Мы встретились с Денисом утром в воскресенье на Приморском, сели на катер и поехали на Северную. Никольский храм на Братском кладбище. Я его видела с горки, конечно – он необычный, в виде пирамиды – но там ни разу не была. Вообще не была на Северной. У меня одна одноклассница там жила, ездила в школу на катере, и мы ей завидовали, когда бухту в шторм закрывали, и она не приезжала на учёбу.
На той стороне мы как-то неловко пропустили автобус на кладбище и решили идти пешком.
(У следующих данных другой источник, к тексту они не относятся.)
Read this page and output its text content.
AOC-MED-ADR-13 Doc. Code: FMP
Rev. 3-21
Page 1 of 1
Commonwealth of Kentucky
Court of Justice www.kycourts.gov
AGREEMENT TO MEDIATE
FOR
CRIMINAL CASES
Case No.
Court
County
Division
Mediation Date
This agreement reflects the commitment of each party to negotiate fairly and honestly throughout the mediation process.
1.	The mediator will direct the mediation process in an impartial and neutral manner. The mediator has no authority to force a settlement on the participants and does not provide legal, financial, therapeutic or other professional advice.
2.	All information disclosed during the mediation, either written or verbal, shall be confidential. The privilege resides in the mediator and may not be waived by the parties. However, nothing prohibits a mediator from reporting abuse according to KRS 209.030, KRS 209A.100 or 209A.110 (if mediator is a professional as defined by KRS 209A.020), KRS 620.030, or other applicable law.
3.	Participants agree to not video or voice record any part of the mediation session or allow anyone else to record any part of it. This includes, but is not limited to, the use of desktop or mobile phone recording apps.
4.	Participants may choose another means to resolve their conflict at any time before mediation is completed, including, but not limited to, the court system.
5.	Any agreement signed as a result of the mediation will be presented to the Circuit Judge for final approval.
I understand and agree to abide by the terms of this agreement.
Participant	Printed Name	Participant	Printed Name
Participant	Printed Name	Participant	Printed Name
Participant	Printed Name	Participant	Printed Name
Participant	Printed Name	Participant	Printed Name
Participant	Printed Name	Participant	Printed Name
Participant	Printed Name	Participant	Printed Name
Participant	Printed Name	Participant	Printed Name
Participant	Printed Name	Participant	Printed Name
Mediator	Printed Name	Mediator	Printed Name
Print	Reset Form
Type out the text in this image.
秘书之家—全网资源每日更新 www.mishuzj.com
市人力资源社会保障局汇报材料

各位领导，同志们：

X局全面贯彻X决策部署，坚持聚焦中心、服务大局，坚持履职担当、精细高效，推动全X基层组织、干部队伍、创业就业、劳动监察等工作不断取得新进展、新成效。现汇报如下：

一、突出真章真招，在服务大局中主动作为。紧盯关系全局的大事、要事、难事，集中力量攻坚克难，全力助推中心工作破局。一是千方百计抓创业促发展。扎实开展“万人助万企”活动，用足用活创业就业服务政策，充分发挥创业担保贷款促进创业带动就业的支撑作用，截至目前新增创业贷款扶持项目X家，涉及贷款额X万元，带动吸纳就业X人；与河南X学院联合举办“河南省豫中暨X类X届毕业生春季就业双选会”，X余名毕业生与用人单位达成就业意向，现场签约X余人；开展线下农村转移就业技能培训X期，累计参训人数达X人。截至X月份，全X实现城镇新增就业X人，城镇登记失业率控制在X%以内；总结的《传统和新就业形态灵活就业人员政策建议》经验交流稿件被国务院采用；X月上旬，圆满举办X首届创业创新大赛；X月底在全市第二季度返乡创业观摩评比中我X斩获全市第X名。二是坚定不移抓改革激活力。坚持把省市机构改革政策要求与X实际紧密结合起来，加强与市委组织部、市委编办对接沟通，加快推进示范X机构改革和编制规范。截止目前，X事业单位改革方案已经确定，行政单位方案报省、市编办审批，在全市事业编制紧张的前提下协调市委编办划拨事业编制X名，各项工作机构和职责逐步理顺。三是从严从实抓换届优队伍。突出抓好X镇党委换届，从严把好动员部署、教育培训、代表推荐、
И, конечно, пришли поздно – служба была в разгаре, и никто не знал, оглашенных уже выгоняли или нет, можно ли вообще зайти. И Денис пошёл спросить, а мы с Анькой стояли внизу на ступеньках.
Храм был нереально прекрасен. Старинные стены, шершавые и приятные на ощупь, почти такие же, как в Херсонесе, были как-то хитро сложены – уходили вверх усеченной пирамидой, а венчал её крест. Утреннее солнце щедро поливало нас с Анькой, согревало серые камни, и они как будто серебрились. Всё вокруг было какое-то чистое, радостное, торжественное.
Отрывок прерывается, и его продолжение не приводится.